A few very quick lessons that I learned about filming where dancers and musicians meet.
Lesson 1 – Watch out for flailing limbs/Let dancers know you are there. As photographers, we often do not have hulking gear as videographers do to warn dancers flailing dancers. When you see me from the back when I’m filming, I’m pretty sure I just look like my ordinary self schmuck self standing awkwardly (not unusual in my day to day habitat). In actuality, I’m trying to hold a very expensive but fragile camera very, very still WHILE keeping my peripheral vision aware of incoming bodies and arms.
What I’ve learned from those first wallet-defying experience is that instead of starting your recording then moving out of the way of dancers while filming, I now try to stake claim to a piece of dance floor real-state and making eye contact with the dancers around me.
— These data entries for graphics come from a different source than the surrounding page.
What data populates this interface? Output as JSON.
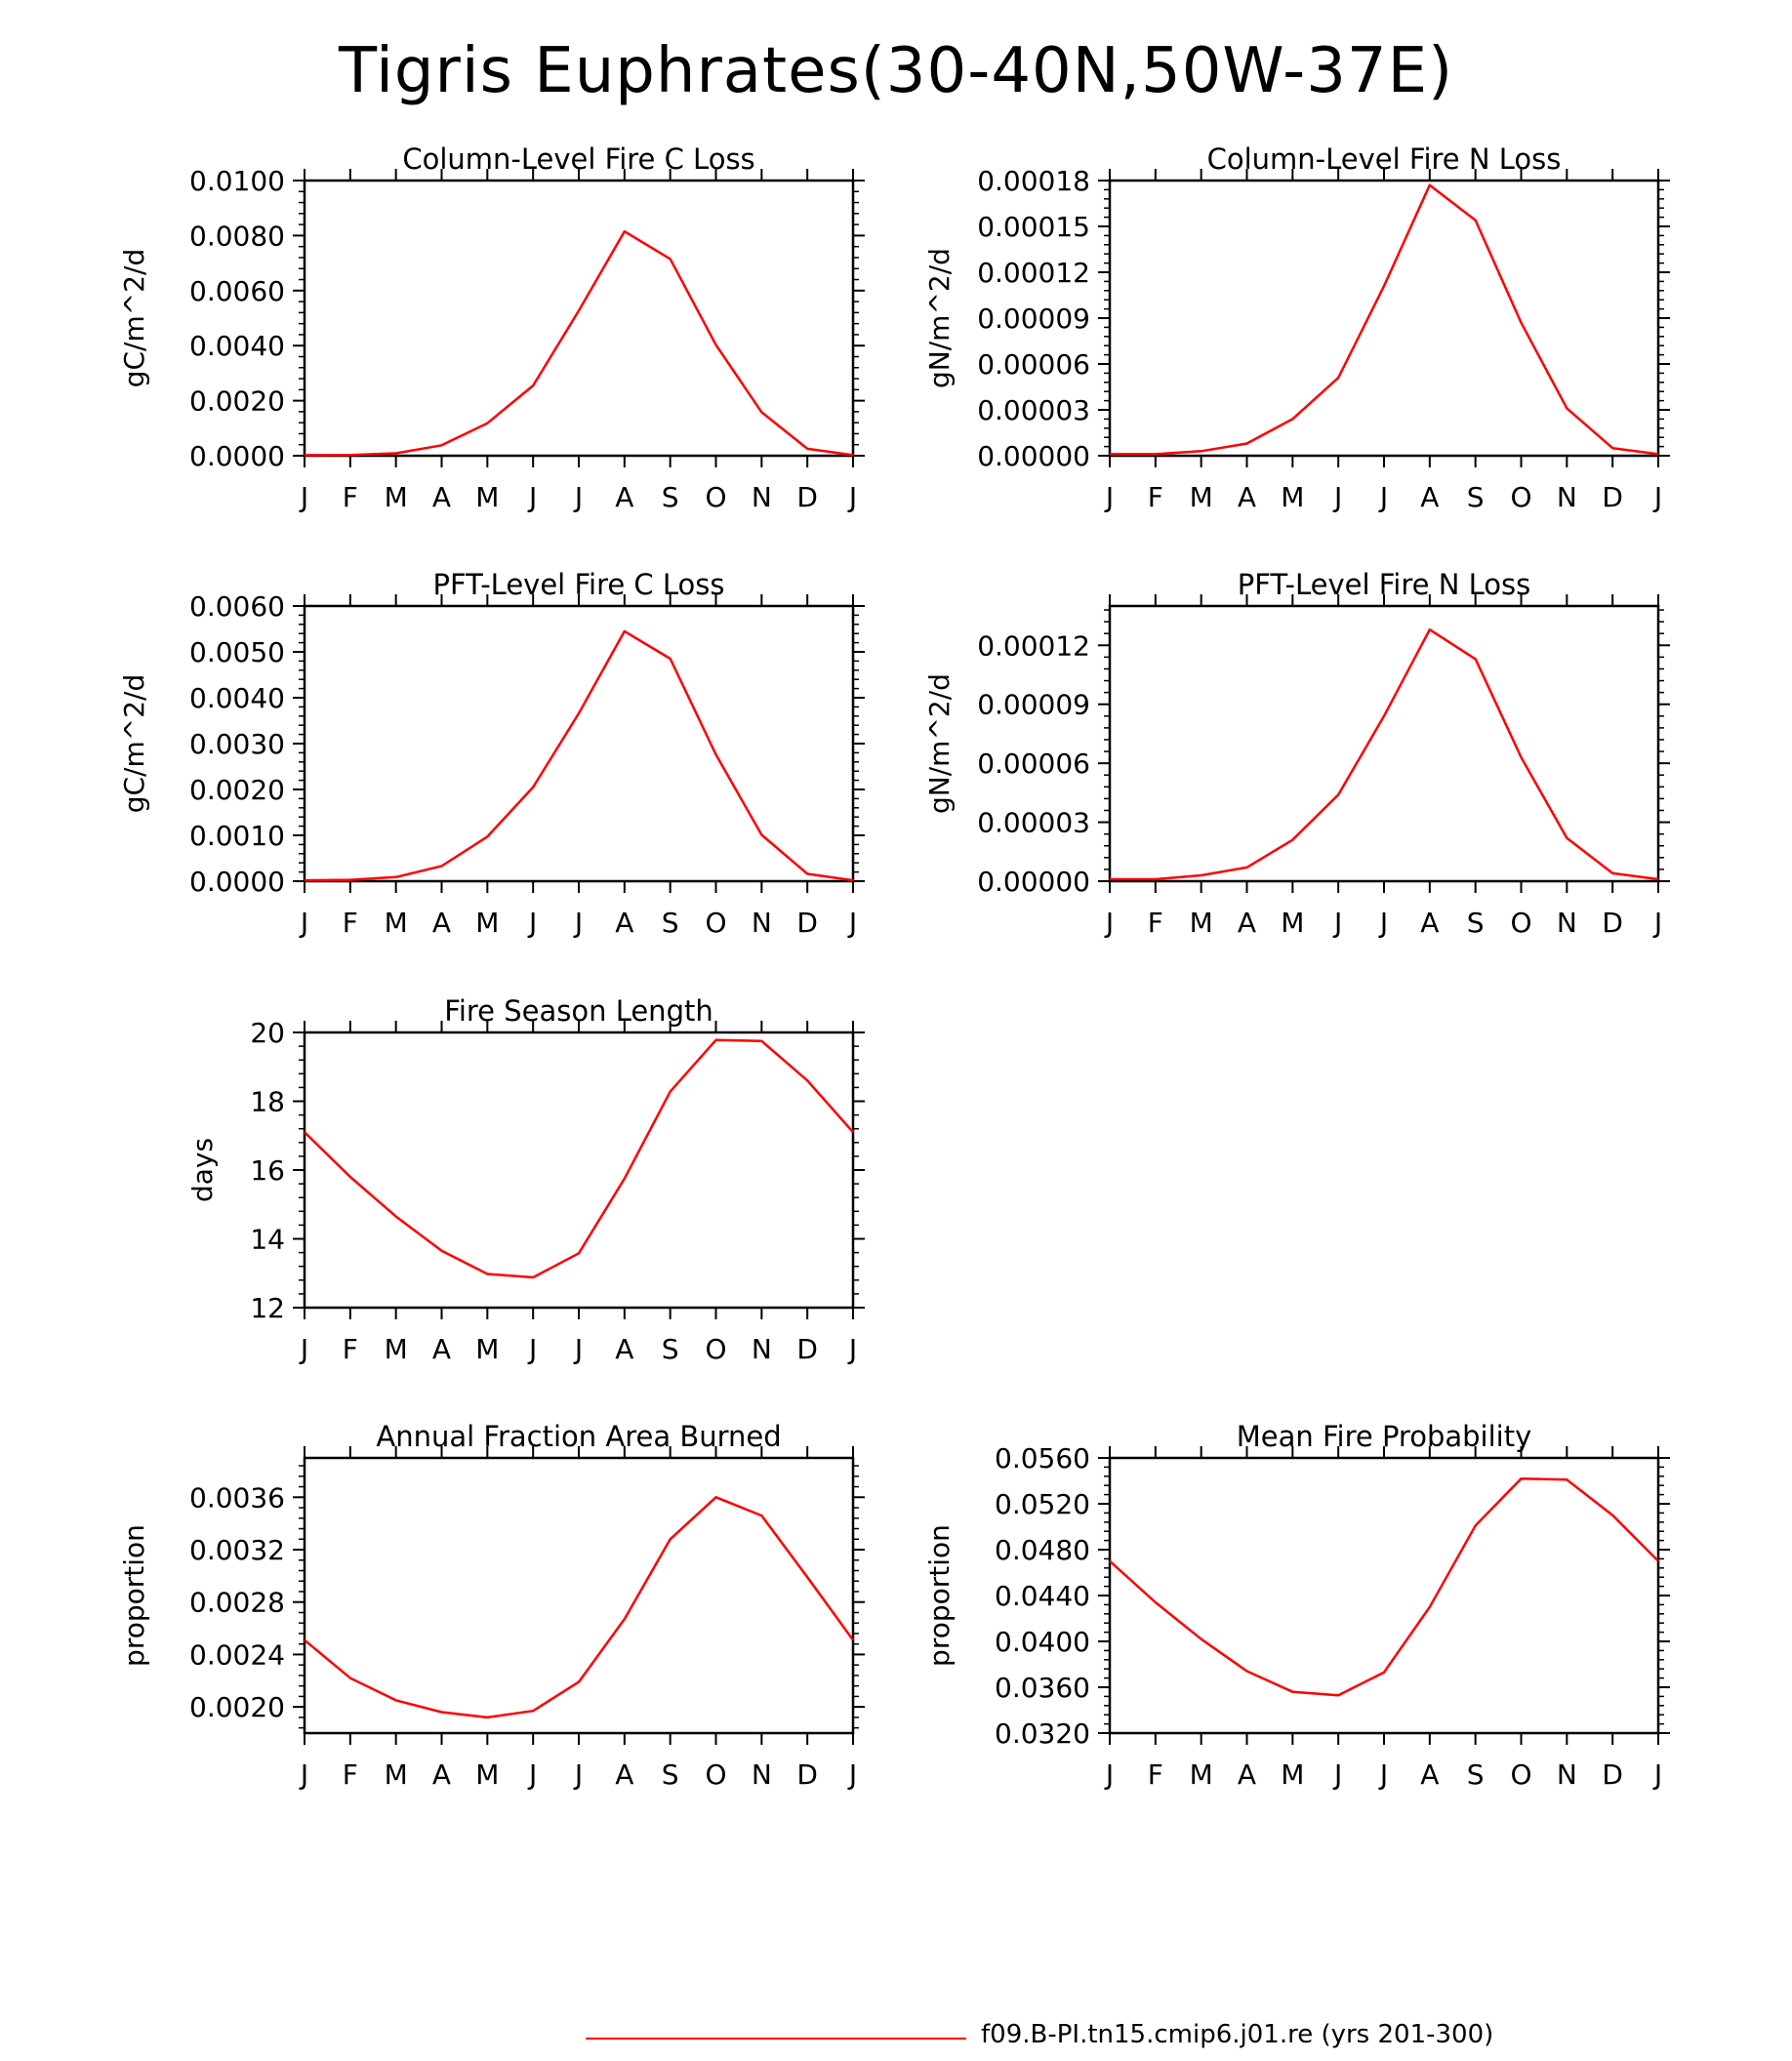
{
  "title": "Tigris Euphrates(30-40N,50W-37E)",
  "legend": {
    "label": "f09.B-PI.tn15.cmip6.j01.re (yrs 201-300)",
    "color": "#ff0000"
  },
  "months": [
    "J",
    "F",
    "M",
    "A",
    "M",
    "J",
    "J",
    "A",
    "S",
    "O",
    "N",
    "D",
    "J"
  ],
  "chart_data": [
    {
      "type": "line",
      "title": "Column-Level Fire C Loss",
      "ylabel": "gC/m^2/d",
      "x": [
        "J",
        "F",
        "M",
        "A",
        "M",
        "J",
        "J",
        "A",
        "S",
        "O",
        "N",
        "D",
        "J"
      ],
      "series": [
        {
          "name": "f09.B-PI.tn15.cmip6.j01.re (yrs 201-300)",
          "values": [
            2e-05,
            3e-05,
            9e-05,
            0.00038,
            0.00118,
            0.00255,
            0.00527,
            0.00815,
            0.00715,
            0.00403,
            0.00158,
            0.00025,
            2e-05
          ]
        }
      ],
      "ylim": [
        0,
        0.01
      ],
      "yticks": [
        "0.0000",
        "0.0020",
        "0.0040",
        "0.0060",
        "0.0080",
        "0.0100"
      ],
      "line_color": "#ff0000"
    },
    {
      "type": "line",
      "title": "Column-Level Fire N Loss",
      "ylabel": "gN/m^2/d",
      "x": [
        "J",
        "F",
        "M",
        "A",
        "M",
        "J",
        "J",
        "A",
        "S",
        "O",
        "N",
        "D",
        "J"
      ],
      "series": [
        {
          "name": "f09.B-PI.tn15.cmip6.j01.re (yrs 201-300)",
          "values": [
            1e-06,
            1e-06,
            3e-06,
            8e-06,
            2.4e-05,
            5.1e-05,
            0.000111,
            0.000177,
            0.000154,
            8.7e-05,
            3.1e-05,
            5e-06,
            1e-06
          ]
        }
      ],
      "ylim": [
        0,
        0.00018
      ],
      "yticks": [
        "0.00000",
        "0.00003",
        "0.00006",
        "0.00009",
        "0.00012",
        "0.00015",
        "0.00018"
      ],
      "line_color": "#ff0000"
    },
    {
      "type": "line",
      "title": "PFT-Level Fire C Loss",
      "ylabel": "gC/m^2/d",
      "x": [
        "J",
        "F",
        "M",
        "A",
        "M",
        "J",
        "J",
        "A",
        "S",
        "O",
        "N",
        "D",
        "J"
      ],
      "series": [
        {
          "name": "f09.B-PI.tn15.cmip6.j01.re (yrs 201-300)",
          "values": [
            2e-05,
            3e-05,
            9e-05,
            0.00033,
            0.00097,
            0.00205,
            0.00366,
            0.00545,
            0.00485,
            0.00276,
            0.00101,
            0.00016,
            2e-05
          ]
        }
      ],
      "ylim": [
        0,
        0.006
      ],
      "yticks": [
        "0.0000",
        "0.0010",
        "0.0020",
        "0.0030",
        "0.0040",
        "0.0050",
        "0.0060"
      ],
      "line_color": "#ff0000"
    },
    {
      "type": "line",
      "title": "PFT-Level Fire N Loss",
      "ylabel": "gN/m^2/d",
      "x": [
        "J",
        "F",
        "M",
        "A",
        "M",
        "J",
        "J",
        "A",
        "S",
        "O",
        "N",
        "D",
        "J"
      ],
      "series": [
        {
          "name": "f09.B-PI.tn15.cmip6.j01.re (yrs 201-300)",
          "values": [
            1e-06,
            1e-06,
            3e-06,
            7e-06,
            2.1e-05,
            4.4e-05,
            8.4e-05,
            0.000128,
            0.000113,
            6.3e-05,
            2.2e-05,
            4e-06,
            1e-06
          ]
        }
      ],
      "ylim": [
        0,
        0.00014
      ],
      "yticks": [
        "0.00000",
        "0.00003",
        "0.00006",
        "0.00009",
        "0.00012"
      ],
      "line_color": "#ff0000"
    },
    {
      "type": "line",
      "title": "Fire Season Length",
      "ylabel": "days",
      "x": [
        "J",
        "F",
        "M",
        "A",
        "M",
        "J",
        "J",
        "A",
        "S",
        "O",
        "N",
        "D",
        "J"
      ],
      "series": [
        {
          "name": "f09.B-PI.tn15.cmip6.j01.re (yrs 201-300)",
          "values": [
            17.1,
            15.8,
            14.65,
            13.65,
            12.98,
            12.88,
            13.58,
            15.75,
            18.28,
            19.78,
            19.75,
            18.6,
            17.1
          ]
        }
      ],
      "ylim": [
        12,
        20
      ],
      "yticks": [
        "12",
        "14",
        "16",
        "18",
        "20"
      ],
      "line_color": "#ff0000"
    },
    {
      "type": "line",
      "title": "Annual Fraction Area Burned",
      "ylabel": "proportion",
      "x": [
        "J",
        "F",
        "M",
        "A",
        "M",
        "J",
        "J",
        "A",
        "S",
        "O",
        "N",
        "D",
        "J"
      ],
      "series": [
        {
          "name": "f09.B-PI.tn15.cmip6.j01.re (yrs 201-300)",
          "values": [
            0.00251,
            0.00222,
            0.00205,
            0.00196,
            0.00192,
            0.00197,
            0.00219,
            0.00267,
            0.00328,
            0.0036,
            0.00346,
            0.00299,
            0.00251
          ]
        }
      ],
      "ylim": [
        0.0018,
        0.0039
      ],
      "yticks": [
        "0.0020",
        "0.0024",
        "0.0028",
        "0.0032",
        "0.0036"
      ],
      "line_color": "#ff0000"
    },
    {
      "type": "line",
      "title": "Mean Fire Probability",
      "ylabel": "proportion",
      "x": [
        "J",
        "F",
        "M",
        "A",
        "M",
        "J",
        "J",
        "A",
        "S",
        "O",
        "N",
        "D",
        "J"
      ],
      "series": [
        {
          "name": "f09.B-PI.tn15.cmip6.j01.re (yrs 201-300)",
          "values": [
            0.047,
            0.0434,
            0.0402,
            0.0374,
            0.0356,
            0.0353,
            0.0373,
            0.043,
            0.0501,
            0.0542,
            0.0541,
            0.051,
            0.047
          ]
        }
      ],
      "ylim": [
        0.032,
        0.056
      ],
      "yticks": [
        "0.0320",
        "0.0360",
        "0.0400",
        "0.0440",
        "0.0480",
        "0.0520",
        "0.0560"
      ],
      "line_color": "#ff0000"
    }
  ]
}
This let’s them know that, “hey i’m here”, and that I’m attempting to film around them. Doing this the hope is that dancers make a conscience effort of not crashing on top of me. Most of the time this is just enough to start filming without having to move so much.
The following video of Patrick Tevlin starts off with me tilting my head and torso (and therefore my arms which is attached to my camera) trying to avoid a not one but two couples.
Don’t stand so close to the speakers. Unless you have a directional microphone attached to your DSLR, more than likely you are just using your on camera mic. Here’s a very easy lesson that I seem to have a hard time remembering – don’t stand right next to the speakers. :( Just don’t do it.
Ginger St. James @ Cadillac Lounge
Take some time and frame the shot. This is my curse and dilemma – I want to dance AND take photos AND take videos. Sometimes you have to sacrifice some time away from one of those activities so that you come out with something of quality.
The following video is of one of my favorite bands of all time – the Asylum Street Spankers. I was so AMPED just to hear them live that I just kind of ran up and pressed record on my camera without even thinking of what I was filming. This could have been a really great video memory of a memorable weekend experience but instead it’s below mediocre in terms of quality.
The right lens. Most dance venues are badly lit. Because of this, you need some great lens which will allow in some light without a direct source on the subject. Your best bet really are prime lens such as 35mm or 50mm in the 1.4/1.8 variety. I have not use a super wide angle lens but I assume they would be just as great (24mm 1.4). Trust me, your zoom lens will not cut it for most dance venues for video.